– Głównym celem wprowadzania nowych podatków dotyczących wydobycia ropy i gazu było ograniczenie ryzyka regulacyjnego – powiedział Maciej Grabowski, wiceminister finansów podczas konferencji „Rynek gazu ziemnego w Polsce. Stan obecny i perspektywy" organizowanej przez „Rzeczpospolitą" i „Parkiet". Dodał, że dziś daniny pobierane od firm prowadzących tego typu działalność są wyjątkowo niskie – w takiej wysokości, jak w Polsce, nie są spotykane nigdzie na świecie. Zdaniem Grabowskiego firmy zdają sobie z sprawę z tej sytuacji i akceptują potrzebę dokonania zmian w podatkach.
Różne metodologie
– Obciążenie powinno oscylować na poziomie około 40 proc. zysku brutto osiąganego przez firmy – zauważył Grabowski. Przedstawiciele branży poszukiwawczo-wydobywczej mają jednak obawy, czy nie będą dużo wyższe. Zwracają uwagę, że rząd stosuje inną metodologię i przyjmuje inne założenia niż oni do obliczenia łącznych obciążeń. Mimo to projekt regulacji podatkowych oceniają pozytywnie. – Resort finansów zrobił dużo w celu wyeliminowania niepewności, gdyż mamy spójne i precyzyjne zapisy w proponowanych projektach ustaw – stwierdził Tomasz Minkiewicz, partner CMS Cameron McKenna.
Jednocześnie zauważył, że zmiany wprowadzane przez resort środowiska do prawa geologicznego i górniczego oraz kilku innych ustaw zwiększają niepewność firm. Maciej Nowakowski, zastępca dyrektora oddziału geologii i eksploatacji PGNiG, mówił wprost, że o ile współpraca w zakresie nowych regulacji z resortem finansów jest bardzo dobra, o tyle współpracy z resortem środowiska prawie wcale nie ma.
Kontrowersyjne NOKE
– Zmiany w prawie geologicznym i górniczym mogą doprowadzić do zaniku poszukiwań i wydobycia w Polsce. Ustawa ta przerzuca na przedsiębiorstwa ogromne ryzyko – powiedział Nowakowski. Jako przykład podał działania zmierzające do wyłączenia poszukiwań z procesu koncesjonowania. Jego zdaniem może to doprowadzić do sytuacji, w której firma, która wyda 30–40 mln zł na badania geofizyczne, nie otrzyma później koncesji na rozpoznanie i wydobycie złóż. W efekcie nikt nie będzie chciał prowadzić poszukiwań, co będzie ewidentną stratą nie tylko dla firm, ale i państwa.
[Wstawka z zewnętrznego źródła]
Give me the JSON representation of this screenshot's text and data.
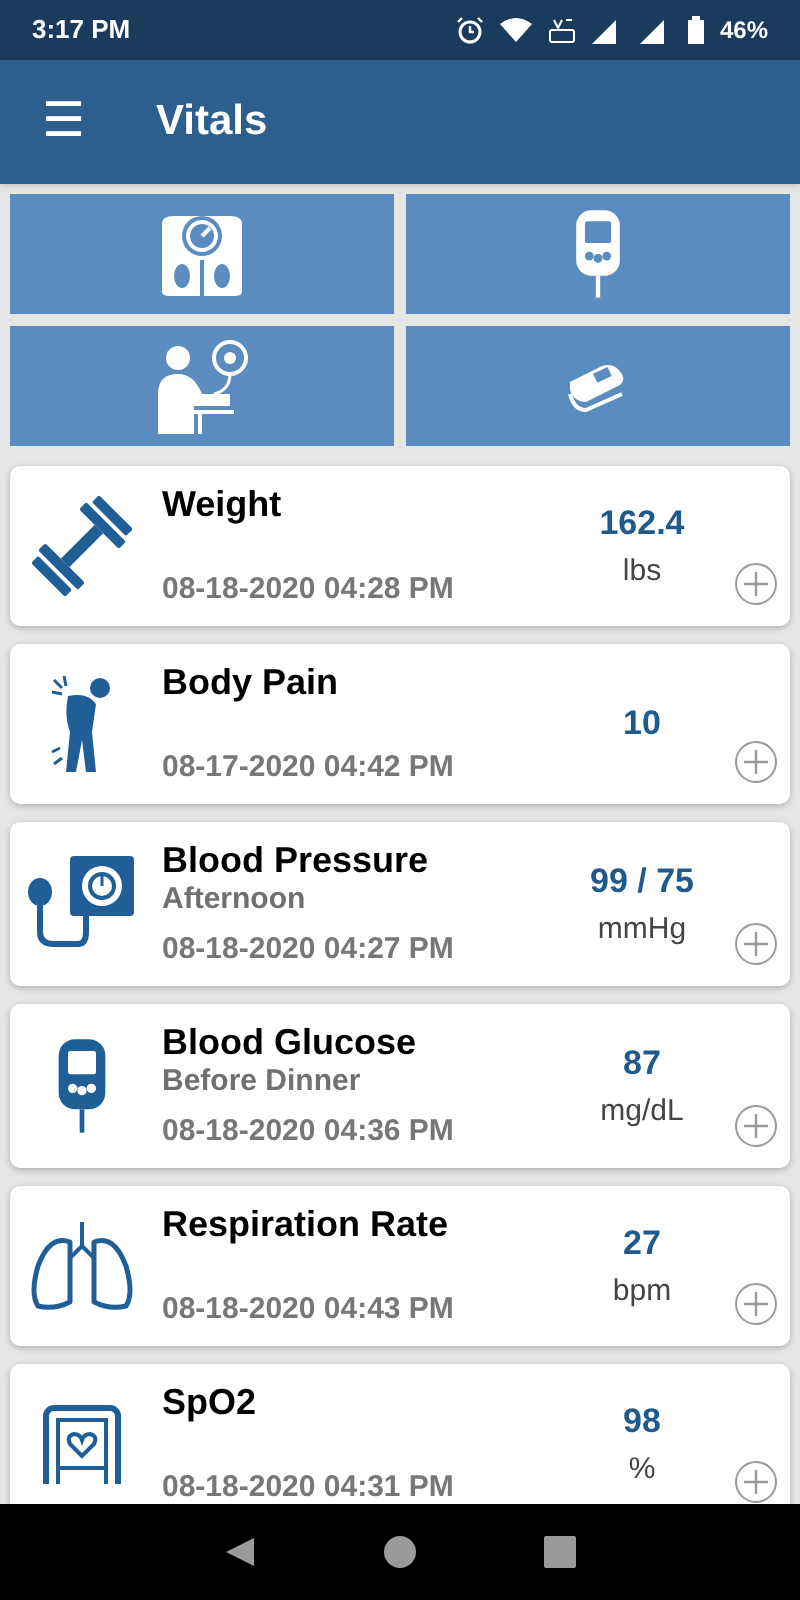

Nowakowski krytykuje pomysł wprowadzania ograniczeń związanych z tworzeniem konsorcjów nabywających koncesje. W zamyśle resortu środowiska będą mogły one powstawać tylko wówczas, gdy ich udziałowcem zostanie państwowy Narodowy Operator Kopalin Energetycznych. Co więcej, podmiot ten wraz z operatorem będzie musiał mieć większościowy udział w koncesji.